The natural contractual setting to establish any required disclosures, consents, and other data-related mechanisms is in the independent contractor services agreement with drivers. The regulatory framework for those agreements is of course found in the Federal Leasing Regulations set out at 49 CFR 376.12. The regulations are similar to data privacy regulations in that they seek as their chief end the disclosure of conditions and gaining of consent.

The regulations require, among other express provisions, the statement that an independent contractor owner-operator is not required to purchase or rent any equipment from the carrier as a condition of entering into the relationship. Additionally, the regulations require establishing with reasonable specificity the terms for any purchase or rental of equipment through the driver and the mechanism for deduction of associated amounts. Non-compliance with these provisions is subject to a private cause of action on the part of drivers by virtue of 49 USC 14704, and the availability of attorney’s fees. It is imperative, therefore, that the incorporation of technology provisions that allow for the sourcing of any required equipment from sources other than the motor carrier. If the technology is provided through the carrier upon the driver’s election then the terms of purchase, rental, or service must be disclosed.

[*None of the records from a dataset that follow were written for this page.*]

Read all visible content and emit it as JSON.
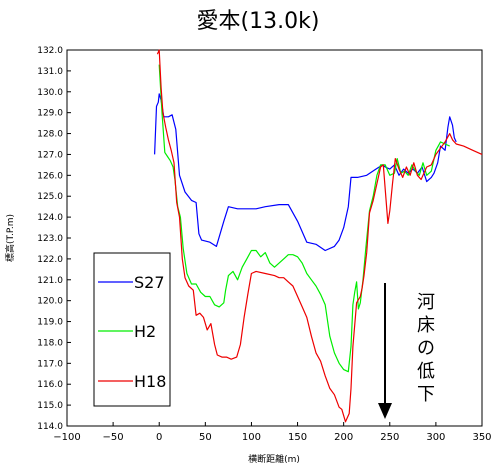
{
  "chart_data": {
    "type": "line",
    "title": "愛本(13.0k)",
    "xlabel": "横断距離(m)",
    "ylabel": "標高(T.P.m)",
    "xlim": [
      -100,
      350
    ],
    "ylim": [
      114.0,
      132.0
    ],
    "xticks": [
      -100,
      -50,
      0,
      50,
      100,
      150,
      200,
      250,
      300,
      350
    ],
    "xtick_labels": [
      "−100",
      "−50",
      "0",
      "50",
      "100",
      "150",
      "200",
      "250",
      "300",
      "350"
    ],
    "yticks": [
      114,
      115,
      116,
      117,
      118,
      119,
      120,
      121,
      122,
      123,
      124,
      125,
      126,
      127,
      128,
      129,
      130,
      131,
      132
    ],
    "ytick_labels": [
      "114.0",
      "115.0",
      "116.0",
      "117.0",
      "118.0",
      "119.0",
      "120.0",
      "121.0",
      "122.0",
      "123.0",
      "124.0",
      "125.0",
      "126.0",
      "127.0",
      "128.0",
      "129.0",
      "130.0",
      "131.0",
      "132.0"
    ],
    "grid": false,
    "legend": "left",
    "annotation": "河床の低下",
    "series": [
      {
        "name": "S27",
        "color": "#0000ff",
        "points": [
          [
            -5,
            127.0
          ],
          [
            -3,
            129.3
          ],
          [
            -1,
            129.5
          ],
          [
            0,
            129.9
          ],
          [
            2,
            129.6
          ],
          [
            5,
            128.8
          ],
          [
            10,
            128.8
          ],
          [
            14,
            128.9
          ],
          [
            18,
            128.2
          ],
          [
            22,
            126.0
          ],
          [
            28,
            125.2
          ],
          [
            35,
            124.8
          ],
          [
            40,
            124.7
          ],
          [
            43,
            123.2
          ],
          [
            46,
            122.9
          ],
          [
            55,
            122.8
          ],
          [
            62,
            122.6
          ],
          [
            70,
            123.8
          ],
          [
            75,
            124.5
          ],
          [
            85,
            124.4
          ],
          [
            95,
            124.4
          ],
          [
            105,
            124.4
          ],
          [
            115,
            124.5
          ],
          [
            130,
            124.6
          ],
          [
            140,
            124.6
          ],
          [
            150,
            123.8
          ],
          [
            160,
            122.8
          ],
          [
            170,
            122.7
          ],
          [
            180,
            122.4
          ],
          [
            190,
            122.6
          ],
          [
            195,
            122.9
          ],
          [
            200,
            123.5
          ],
          [
            205,
            124.5
          ],
          [
            208,
            125.9
          ],
          [
            215,
            125.9
          ],
          [
            225,
            126.0
          ],
          [
            235,
            126.3
          ],
          [
            242,
            126.5
          ],
          [
            245,
            126.4
          ],
          [
            250,
            126.3
          ],
          [
            255,
            126.5
          ],
          [
            260,
            126.0
          ],
          [
            265,
            126.3
          ],
          [
            270,
            126.1
          ],
          [
            275,
            126.3
          ],
          [
            280,
            126.1
          ],
          [
            285,
            126.4
          ],
          [
            290,
            125.7
          ],
          [
            295,
            125.9
          ],
          [
            298,
            126.1
          ],
          [
            302,
            126.6
          ],
          [
            305,
            127.4
          ],
          [
            310,
            127.2
          ],
          [
            313,
            128.3
          ],
          [
            315,
            128.8
          ],
          [
            318,
            128.4
          ],
          [
            320,
            127.8
          ],
          [
            322,
            127.6
          ]
        ]
      },
      {
        "name": "H2",
        "color": "#00ee00",
        "points": [
          [
            0,
            131.3
          ],
          [
            3,
            129.0
          ],
          [
            6,
            127.1
          ],
          [
            9,
            126.9
          ],
          [
            12,
            126.7
          ],
          [
            15,
            126.4
          ],
          [
            17,
            125.8
          ],
          [
            20,
            124.5
          ],
          [
            23,
            124.0
          ],
          [
            26,
            122.5
          ],
          [
            30,
            121.3
          ],
          [
            35,
            120.8
          ],
          [
            40,
            120.8
          ],
          [
            45,
            120.4
          ],
          [
            50,
            120.2
          ],
          [
            55,
            120.2
          ],
          [
            60,
            119.8
          ],
          [
            65,
            119.7
          ],
          [
            70,
            119.9
          ],
          [
            72,
            120.5
          ],
          [
            75,
            121.2
          ],
          [
            80,
            121.4
          ],
          [
            85,
            121.0
          ],
          [
            90,
            121.6
          ],
          [
            95,
            122.0
          ],
          [
            100,
            122.4
          ],
          [
            105,
            122.4
          ],
          [
            110,
            122.1
          ],
          [
            115,
            122.3
          ],
          [
            120,
            121.8
          ],
          [
            125,
            121.6
          ],
          [
            130,
            121.8
          ],
          [
            135,
            122.0
          ],
          [
            140,
            122.2
          ],
          [
            145,
            122.2
          ],
          [
            150,
            122.1
          ],
          [
            155,
            121.8
          ],
          [
            160,
            121.3
          ],
          [
            165,
            121.0
          ],
          [
            170,
            120.7
          ],
          [
            175,
            120.3
          ],
          [
            180,
            119.8
          ],
          [
            185,
            118.3
          ],
          [
            190,
            117.5
          ],
          [
            195,
            117.0
          ],
          [
            200,
            116.7
          ],
          [
            205,
            116.6
          ],
          [
            208,
            117.8
          ],
          [
            210,
            119.8
          ],
          [
            212,
            120.4
          ],
          [
            214,
            120.9
          ],
          [
            216,
            119.6
          ],
          [
            218,
            119.9
          ],
          [
            221,
            121.0
          ],
          [
            224,
            122.5
          ],
          [
            228,
            124.3
          ],
          [
            232,
            125.0
          ],
          [
            236,
            126.0
          ],
          [
            240,
            126.5
          ],
          [
            245,
            126.5
          ],
          [
            250,
            126.0
          ],
          [
            255,
            126.1
          ],
          [
            258,
            126.8
          ],
          [
            262,
            126.1
          ],
          [
            266,
            126.2
          ],
          [
            270,
            126.0
          ],
          [
            274,
            126.5
          ],
          [
            278,
            126.2
          ],
          [
            282,
            126.0
          ],
          [
            286,
            126.6
          ],
          [
            290,
            126.0
          ],
          [
            295,
            126.2
          ],
          [
            300,
            127.2
          ],
          [
            305,
            127.6
          ],
          [
            310,
            127.5
          ],
          [
            315,
            127.4
          ]
        ]
      },
      {
        "name": "H18",
        "color": "#ee0000",
        "points": [
          [
            -2,
            131.8
          ],
          [
            0,
            132.0
          ],
          [
            2,
            130.2
          ],
          [
            4,
            129.0
          ],
          [
            7,
            128.3
          ],
          [
            10,
            127.7
          ],
          [
            13,
            127.2
          ],
          [
            16,
            126.6
          ],
          [
            19,
            124.7
          ],
          [
            22,
            124.0
          ],
          [
            25,
            122.0
          ],
          [
            28,
            121.1
          ],
          [
            32,
            120.7
          ],
          [
            37,
            120.5
          ],
          [
            40,
            119.3
          ],
          [
            44,
            119.4
          ],
          [
            48,
            119.2
          ],
          [
            52,
            118.6
          ],
          [
            56,
            118.9
          ],
          [
            60,
            117.9
          ],
          [
            63,
            117.4
          ],
          [
            68,
            117.3
          ],
          [
            73,
            117.3
          ],
          [
            78,
            117.2
          ],
          [
            84,
            117.3
          ],
          [
            88,
            117.9
          ],
          [
            92,
            119.2
          ],
          [
            96,
            120.3
          ],
          [
            100,
            121.3
          ],
          [
            105,
            121.4
          ],
          [
            115,
            121.3
          ],
          [
            125,
            121.2
          ],
          [
            130,
            121.1
          ],
          [
            135,
            121.1
          ],
          [
            140,
            120.9
          ],
          [
            145,
            120.7
          ],
          [
            150,
            120.2
          ],
          [
            155,
            119.7
          ],
          [
            160,
            119.2
          ],
          [
            165,
            118.3
          ],
          [
            170,
            117.5
          ],
          [
            175,
            117.1
          ],
          [
            180,
            116.4
          ],
          [
            185,
            115.8
          ],
          [
            190,
            115.5
          ],
          [
            195,
            114.9
          ],
          [
            198,
            114.8
          ],
          [
            202,
            114.2
          ],
          [
            206,
            114.6
          ],
          [
            208,
            115.8
          ],
          [
            210,
            117.8
          ],
          [
            214,
            119.9
          ],
          [
            218,
            120.2
          ],
          [
            220,
            120.6
          ],
          [
            222,
            121.2
          ],
          [
            225,
            122.3
          ],
          [
            228,
            124.2
          ],
          [
            232,
            124.8
          ],
          [
            236,
            125.6
          ],
          [
            240,
            126.4
          ],
          [
            243,
            126.5
          ],
          [
            246,
            124.8
          ],
          [
            248,
            123.7
          ],
          [
            250,
            124.3
          ],
          [
            253,
            125.6
          ],
          [
            256,
            126.8
          ],
          [
            260,
            126.3
          ],
          [
            264,
            125.9
          ],
          [
            268,
            126.4
          ],
          [
            272,
            126.0
          ],
          [
            276,
            126.6
          ],
          [
            280,
            126.0
          ],
          [
            284,
            125.8
          ],
          [
            290,
            126.4
          ],
          [
            295,
            126.5
          ],
          [
            300,
            127.0
          ],
          [
            305,
            127.3
          ],
          [
            310,
            127.6
          ],
          [
            315,
            128.0
          ],
          [
            318,
            127.7
          ],
          [
            322,
            127.5
          ],
          [
            330,
            127.4
          ],
          [
            340,
            127.2
          ],
          [
            350,
            127.0
          ]
        ]
      }
    ]
  }
}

The more narrow practicalities of contracting for technology use with drivers also require close attention when contracting. Disclosures of the existence or requirement of certain functionality—and in a manner that can be readily understood and will actually assist the driver—is essential. However, pragmatically outlining the entire life cycle for the technology will add to the user experience and lower the risk of confusion. Any elections and costs must be adequately memorialized including possible installation fees, monthly use fees, de-install fees, re-install fees, and loss fees. The terms related to the end of the relationship, or the end of the technology life cycle, will also clarify expectations and avoid surprises for both parties.